Раньше, когда я молодой был, в моменты тоски созывал друзей. Мы по ресторанам не ходили, а я сам готовил, причем не по рецептам, а по воспоминаниям — по вкусу и запаху детских лет. В России у нас были служанки, которые готовили; мать готовила замечательно. Я еще помню вкус тех блюд! И конечно, помню то, что я пробовал, нюхал, едал повсюду. Хоть и без рецептов, а получается у меня вкусно. Единственное, я не всегда уверен с плитой, какой она жар дает и сколько времени еду в ней держать. Тут надо пробовать несколько раз, экспериментировать, и только тогда решить. Это похоже на балет: там тоже надо пробовать — немножко жару, немножко холоду, немножко того подсыпать, немножко этого подбавить, перца там или соли. В балете, как и в кулинарном искусстве, результат зависит от опыта, уверенности в себе и интуиции. И еще — от везения.
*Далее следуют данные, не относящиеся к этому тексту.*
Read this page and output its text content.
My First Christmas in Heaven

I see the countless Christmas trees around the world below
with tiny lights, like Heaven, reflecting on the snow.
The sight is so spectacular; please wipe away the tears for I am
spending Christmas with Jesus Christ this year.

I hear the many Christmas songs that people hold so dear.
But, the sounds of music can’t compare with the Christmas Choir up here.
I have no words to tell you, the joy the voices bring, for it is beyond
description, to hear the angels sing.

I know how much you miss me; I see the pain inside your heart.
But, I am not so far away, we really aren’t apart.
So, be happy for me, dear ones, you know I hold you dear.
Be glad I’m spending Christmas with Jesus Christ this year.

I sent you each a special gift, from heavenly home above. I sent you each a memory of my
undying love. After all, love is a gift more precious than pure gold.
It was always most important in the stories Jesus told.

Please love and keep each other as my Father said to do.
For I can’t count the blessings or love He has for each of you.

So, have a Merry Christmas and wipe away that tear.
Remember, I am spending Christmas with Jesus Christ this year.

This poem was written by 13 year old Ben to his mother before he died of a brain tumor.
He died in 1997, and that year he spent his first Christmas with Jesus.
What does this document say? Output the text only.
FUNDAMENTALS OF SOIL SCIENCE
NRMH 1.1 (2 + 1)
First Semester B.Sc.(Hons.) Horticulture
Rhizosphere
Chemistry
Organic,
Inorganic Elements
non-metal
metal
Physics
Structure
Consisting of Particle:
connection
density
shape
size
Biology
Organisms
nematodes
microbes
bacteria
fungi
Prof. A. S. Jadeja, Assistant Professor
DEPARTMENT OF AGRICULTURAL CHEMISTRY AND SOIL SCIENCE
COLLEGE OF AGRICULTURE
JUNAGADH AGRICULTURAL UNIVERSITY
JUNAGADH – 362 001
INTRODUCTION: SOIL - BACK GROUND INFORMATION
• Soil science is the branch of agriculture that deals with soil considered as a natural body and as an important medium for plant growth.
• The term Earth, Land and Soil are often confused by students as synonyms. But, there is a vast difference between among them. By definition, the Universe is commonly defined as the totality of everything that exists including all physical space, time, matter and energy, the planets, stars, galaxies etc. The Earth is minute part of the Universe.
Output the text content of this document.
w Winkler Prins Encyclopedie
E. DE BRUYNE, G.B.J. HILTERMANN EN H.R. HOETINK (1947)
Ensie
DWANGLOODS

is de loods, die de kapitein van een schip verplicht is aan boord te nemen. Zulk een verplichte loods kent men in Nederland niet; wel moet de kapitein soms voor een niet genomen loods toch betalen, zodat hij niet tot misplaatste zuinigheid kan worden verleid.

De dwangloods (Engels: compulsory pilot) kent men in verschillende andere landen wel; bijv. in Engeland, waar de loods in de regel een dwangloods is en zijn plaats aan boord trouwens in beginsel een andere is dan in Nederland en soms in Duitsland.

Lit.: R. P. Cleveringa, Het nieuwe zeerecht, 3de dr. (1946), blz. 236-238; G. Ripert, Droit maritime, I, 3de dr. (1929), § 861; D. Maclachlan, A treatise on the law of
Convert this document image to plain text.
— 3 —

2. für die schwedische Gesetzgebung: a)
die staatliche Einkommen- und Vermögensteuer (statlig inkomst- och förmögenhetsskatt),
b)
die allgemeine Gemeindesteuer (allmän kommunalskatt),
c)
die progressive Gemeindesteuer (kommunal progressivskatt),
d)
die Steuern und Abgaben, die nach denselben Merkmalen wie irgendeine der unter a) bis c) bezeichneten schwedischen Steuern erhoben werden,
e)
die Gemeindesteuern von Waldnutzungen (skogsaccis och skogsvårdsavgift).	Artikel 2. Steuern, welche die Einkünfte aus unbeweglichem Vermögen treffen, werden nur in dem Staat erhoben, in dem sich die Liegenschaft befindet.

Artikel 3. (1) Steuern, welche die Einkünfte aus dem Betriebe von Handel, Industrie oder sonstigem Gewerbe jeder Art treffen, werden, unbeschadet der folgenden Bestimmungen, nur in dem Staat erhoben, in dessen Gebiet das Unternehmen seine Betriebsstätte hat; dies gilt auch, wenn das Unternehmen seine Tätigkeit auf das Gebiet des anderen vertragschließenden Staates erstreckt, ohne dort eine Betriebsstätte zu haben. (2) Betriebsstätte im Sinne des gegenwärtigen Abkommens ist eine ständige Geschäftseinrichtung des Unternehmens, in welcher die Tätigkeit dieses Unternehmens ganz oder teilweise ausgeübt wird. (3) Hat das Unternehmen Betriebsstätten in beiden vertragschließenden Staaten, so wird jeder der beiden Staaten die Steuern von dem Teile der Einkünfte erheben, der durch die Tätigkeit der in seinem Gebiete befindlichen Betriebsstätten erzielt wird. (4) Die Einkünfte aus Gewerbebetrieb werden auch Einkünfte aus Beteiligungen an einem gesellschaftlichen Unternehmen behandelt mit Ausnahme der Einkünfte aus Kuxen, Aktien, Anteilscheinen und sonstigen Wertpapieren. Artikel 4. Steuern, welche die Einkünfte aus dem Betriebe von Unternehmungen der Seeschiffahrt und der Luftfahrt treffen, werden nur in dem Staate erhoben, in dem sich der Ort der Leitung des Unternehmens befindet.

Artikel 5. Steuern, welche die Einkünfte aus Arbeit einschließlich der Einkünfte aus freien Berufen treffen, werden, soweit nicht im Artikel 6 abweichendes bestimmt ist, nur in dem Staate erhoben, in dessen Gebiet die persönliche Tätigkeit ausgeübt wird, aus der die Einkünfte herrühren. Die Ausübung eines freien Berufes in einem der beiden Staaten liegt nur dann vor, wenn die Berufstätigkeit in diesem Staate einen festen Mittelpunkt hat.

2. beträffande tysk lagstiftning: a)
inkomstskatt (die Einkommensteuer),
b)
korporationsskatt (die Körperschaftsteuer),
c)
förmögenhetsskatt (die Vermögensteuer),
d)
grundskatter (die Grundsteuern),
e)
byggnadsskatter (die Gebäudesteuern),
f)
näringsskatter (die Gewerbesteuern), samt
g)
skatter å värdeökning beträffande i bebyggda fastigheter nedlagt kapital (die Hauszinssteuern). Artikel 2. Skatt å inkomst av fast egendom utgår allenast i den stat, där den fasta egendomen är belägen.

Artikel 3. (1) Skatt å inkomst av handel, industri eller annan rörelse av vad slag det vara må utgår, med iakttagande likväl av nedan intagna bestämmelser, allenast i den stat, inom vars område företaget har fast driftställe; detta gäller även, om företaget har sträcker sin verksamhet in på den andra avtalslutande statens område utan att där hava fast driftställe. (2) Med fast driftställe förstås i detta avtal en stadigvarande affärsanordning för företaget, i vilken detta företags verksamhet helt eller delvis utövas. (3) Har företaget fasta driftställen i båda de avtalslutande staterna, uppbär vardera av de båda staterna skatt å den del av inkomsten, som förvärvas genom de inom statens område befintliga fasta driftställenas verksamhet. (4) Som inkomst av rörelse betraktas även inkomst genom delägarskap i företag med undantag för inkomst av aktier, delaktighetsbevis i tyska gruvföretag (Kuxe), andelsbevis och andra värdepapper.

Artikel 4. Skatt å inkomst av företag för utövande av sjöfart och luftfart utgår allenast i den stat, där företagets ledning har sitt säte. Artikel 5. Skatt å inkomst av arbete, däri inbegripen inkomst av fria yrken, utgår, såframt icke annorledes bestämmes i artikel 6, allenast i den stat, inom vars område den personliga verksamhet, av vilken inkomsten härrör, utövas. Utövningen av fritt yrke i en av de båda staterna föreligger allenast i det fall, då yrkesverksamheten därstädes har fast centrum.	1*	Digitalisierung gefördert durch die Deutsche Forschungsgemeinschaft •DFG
Волков: Склонный к самоанализу Чайковский признавался, что не может усмотреть в своих поступках никакой иной логики, кроме эмоциональной, и заключал: «Мне кажется, что я обречен целую жизнь сомневаться и искать выхода из противоречий». Когда читаешь дневник или письма Чайковского, иногда может показаться, что вот-вот под давлением внешних событий и внутренних импульсов личность композитора распадется. Но каждый раз Чайковский находит в себе силы преодолеть кризис. Главный стимул для него, конечно, работа, сочинение музыки. Но что заставляет Чайковского встречаться с людьми, искать контактов с издателями, исполнителями, самому дирижировать, — говоря словами Чайковского, «накладывать на себя ярмо»? «Ответ простой, — объясняет он, — все это я проделываю, ибо считаю своим долгом. Я нужен, и, пока жив, надо эту нужду удовлетворять».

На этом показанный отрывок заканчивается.